Pityriasis rosea yani halk arasında bilinen adı Gül hastalığı. Beni tam boynumdan yakaladı sonra bütün vucüdumu sarmaya başladı. Bende ilk iş olarak ekşi sözlüğe baktım, Nedir bu hastalık diye.
Nedeni tam olarak bilinmeyen, strese bağlanan bu garip hastalığın bulaşıcı olmadığını ve popular bir hastalık olduğunu öğrendim.
Sanırım Gül hastalığı demelerinin nedeni kırmızı lekeler bırakması. Stres kaynaklı olduğu belirtiliyor ama hastalığın yarattığı kaşıntı ve yayılma hızı insanı daha çok strese sokuyor.
Bir toplantı esnasında deliler gibi kaşınma isteği, boynunuzdaki kızarıklıklar yüzünden kapalı ortamda şal takma gereksinimi dışında her şey yolunda.
Doktorun verdiği ilaçların ne kadar faydalı olacağını bilmiyorum. Bu hastalığı yaşamış olan herkes farklı tedavi yöntemlerinden bahsediyor. Hatta doktorun verdiği ilaçları kullanmayın diyen bile var.
Benim gibi narin birine adı gül olan bir hastalık yakışır diye düşünüyorum.
Boğazı kapalı kıyafetler tercih edip, lekeleri görmemeye çalışmak iyi geliyor. Tabi kapalı kaldığında ve kıyafetler üzerine sürtündüğünde kaşıntı artıyor.
Doktor banyo yaparken ılık su kullanmanızı tavsiye ediyor. Keselenmemeniz gerektiğini belirtiyor. Sabun kullanmamalısınız, saçlarınızı bile öne eğip durulamallısınız.
4-6 hafta arası sürdüğü vakalar söz konusu, henüz ilk haftayı atlattım. İlaçsız ve bol köpüklü.

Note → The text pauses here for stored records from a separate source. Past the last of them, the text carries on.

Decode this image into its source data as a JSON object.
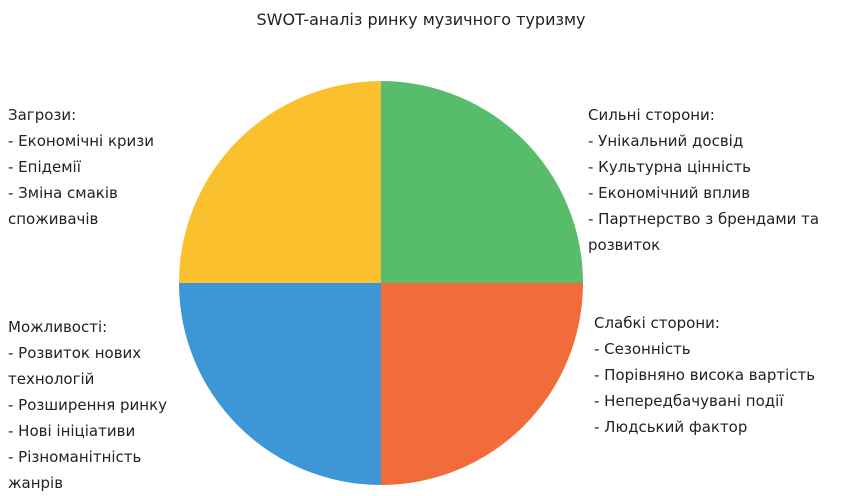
{
  "title": "SWOT-аналіз ринку музичного туризму",
  "quadrants": [
    {
      "title": "Сильні сторони:",
      "items": [
        "- Унікальний досвід",
        "- Культурна цінність",
        "- Економічний вплив",
        "- Партнерство з брендами та розвиток"
      ]
    },
    {
      "title": "Слабкі сторони:",
      "items": [
        "- Сезонність",
        "- Порівняно висока вартість",
        "- Непередбачувані події",
        "- Людський фактор"
      ]
    },
    {
      "title": "Можливості:",
      "items": [
        "- Розвиток нових технологій",
        "- Розширення ринку",
        "- Нові ініціативи",
        "- Різноманітність жанрів"
      ]
    },
    {
      "title": "Загрози:",
      "items": [
        "- Економічні кризи",
        "- Епідемії",
        "- Зміна смаків споживачів"
      ]
    }
  ]
}
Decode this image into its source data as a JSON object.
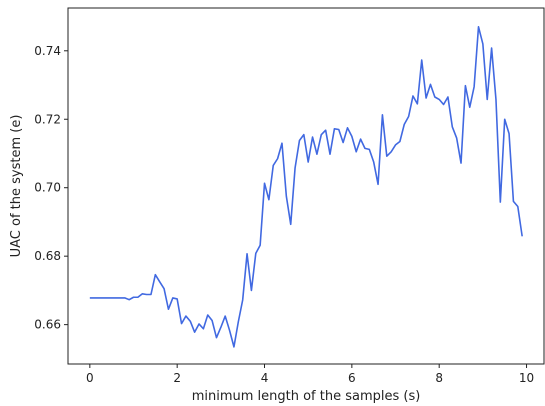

Beni rahatsız eden en önemli konu lekelerin yüzüme sıçramasından korkuyordum, internet paylaşımlarında okuduğum kadarıyla yüze sıçramayan bir hastalık. Eğer bu hastalığa yakalandıysanız bunu düşünüp daha fazla stres yapmayın malum hastalık stress ile besleniyor.
Bulaşıcı değil. Arakadaşlarınızı bulaşıcı bu diyerek korkutabilirsiniz. Deri üstündeki leke ve döküntüler bu şakayı yapmanız için iyi bir ortam sağlıyor.
Bana da Sezen Aksu’dan Geçer Geçer şarkısını dinlemek kalıyor.